Lukas, could you create a patch for BackupPC policy which could be released by BackupPC?
This message is a reminder that Fedora 20 is nearing its end of life. Approximately 4 (four) weeks from now Fedora will stop maintaining and issuing updates for Fedora 20. It is Fedora's policy to close all bug reports from releases that are no longer maintained. At that time this bug will be closed as EOL if it remains open with a Fedora 'version' of '20'. Package Maintainer: If you wish for this bug to remain open because you plan to fix it in a currently maintained version, simply change the 'version' to a later Fedora version. Thank you for reporting this issue and we are sorry that we were not able to fix it before Fedora 20 is end of life. If you would still like to see this bug fixed and are able to reproduce it against a later version of Fedora, you are encouraged change the 'version' to a later Fedora version prior this bug is closed as described in the policy above. Although we aim to fix as many bugs as possible during every release's lifetime, sometimes those efforts are overtaken by events.

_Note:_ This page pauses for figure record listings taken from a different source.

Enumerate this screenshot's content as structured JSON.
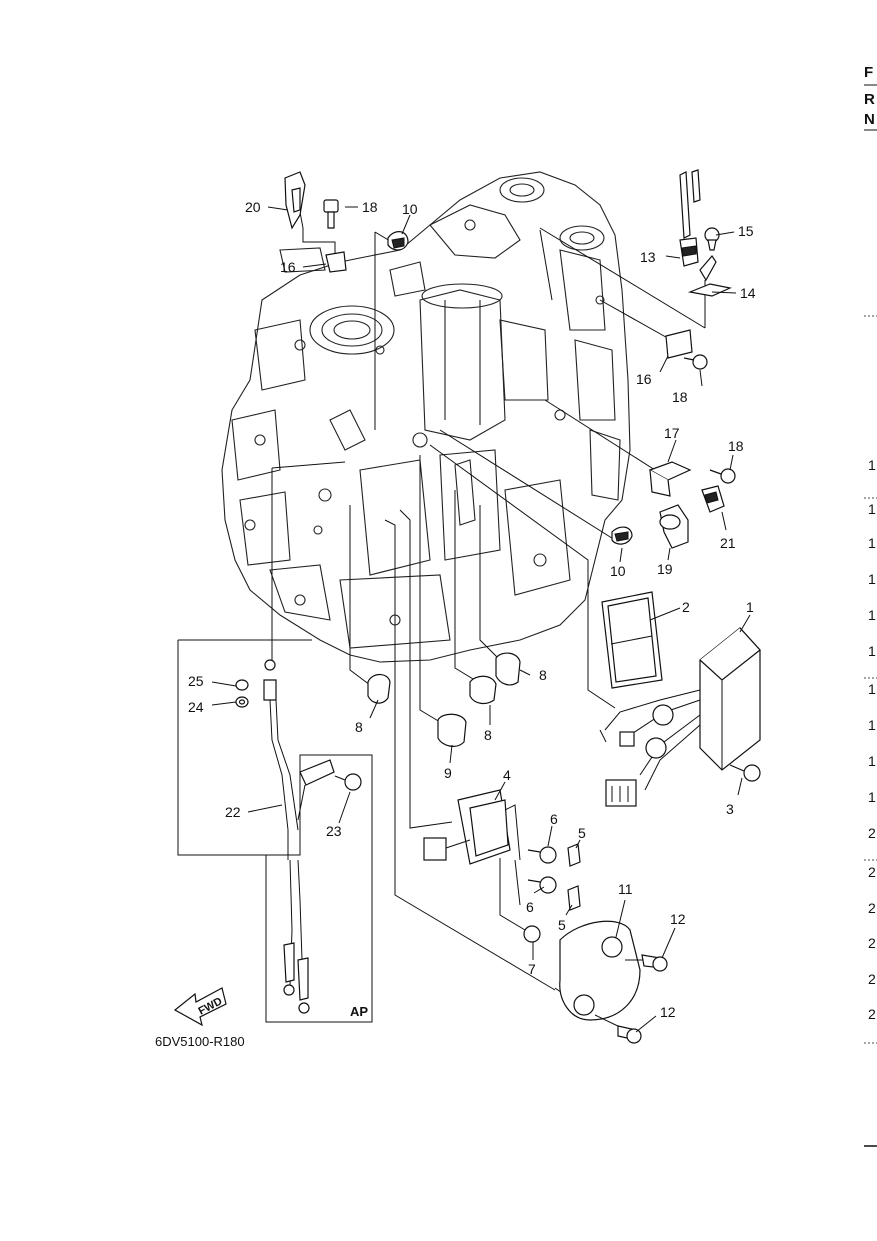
{
  "callouts": {
    "c1": "1",
    "c2": "2",
    "c3": "3",
    "c4": "4",
    "c5a": "5",
    "c5b": "5",
    "c6a": "6",
    "c6b": "6",
    "c7": "7",
    "c8a": "8",
    "c8b": "8",
    "c8c": "8",
    "c9": "9",
    "c10a": "10",
    "c10b": "10",
    "c11": "11",
    "c12a": "12",
    "c12b": "12",
    "c13": "13",
    "c14": "14",
    "c15": "15",
    "c16a": "16",
    "c16b": "16",
    "c17": "17",
    "c18a": "18",
    "c18b": "18",
    "c18c": "18",
    "c19": "19",
    "c20": "20",
    "c21": "21",
    "c22": "22",
    "c23": "23",
    "c24": "24",
    "c25": "25"
  },
  "diagram_code": "6DV5100-R180",
  "region_label": "AP",
  "fwd_label": "FWD",
  "right_edge": {
    "header_letters": [
      "F",
      "R",
      "N"
    ],
    "row_digits": [
      "1",
      "1",
      "1",
      "1",
      "1",
      "1",
      "1",
      "1",
      "1",
      "1",
      "2",
      "2",
      "2",
      "2",
      "2",
      "2"
    ]
  }
}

Often a more recent Fedora release includes newer upstream software that fixes bugs or makes them obsolete.
Is this still a problem? I recently logged into the admin interface and left SELinux enforcing and didn't run into any problems on f21...
I don't see this happening in F22. If it recurs, I'll let you know.
Fedora 20 changed to end-of-life (EOL) status on 2015-06-23. Fedora 20 is no longer maintained, which means that it will not receive any further security or bug fix updates. As a result we are closing this bug. If you can reproduce this bug against a currently maintained version of Fedora please feel free to reopen this bug against that version. If you are unable to reopen this bug, please file a new report against the current release. If you experience problems, please add a comment to this bug. Thank you for reporting this bug and we are sorry it could not be fixed.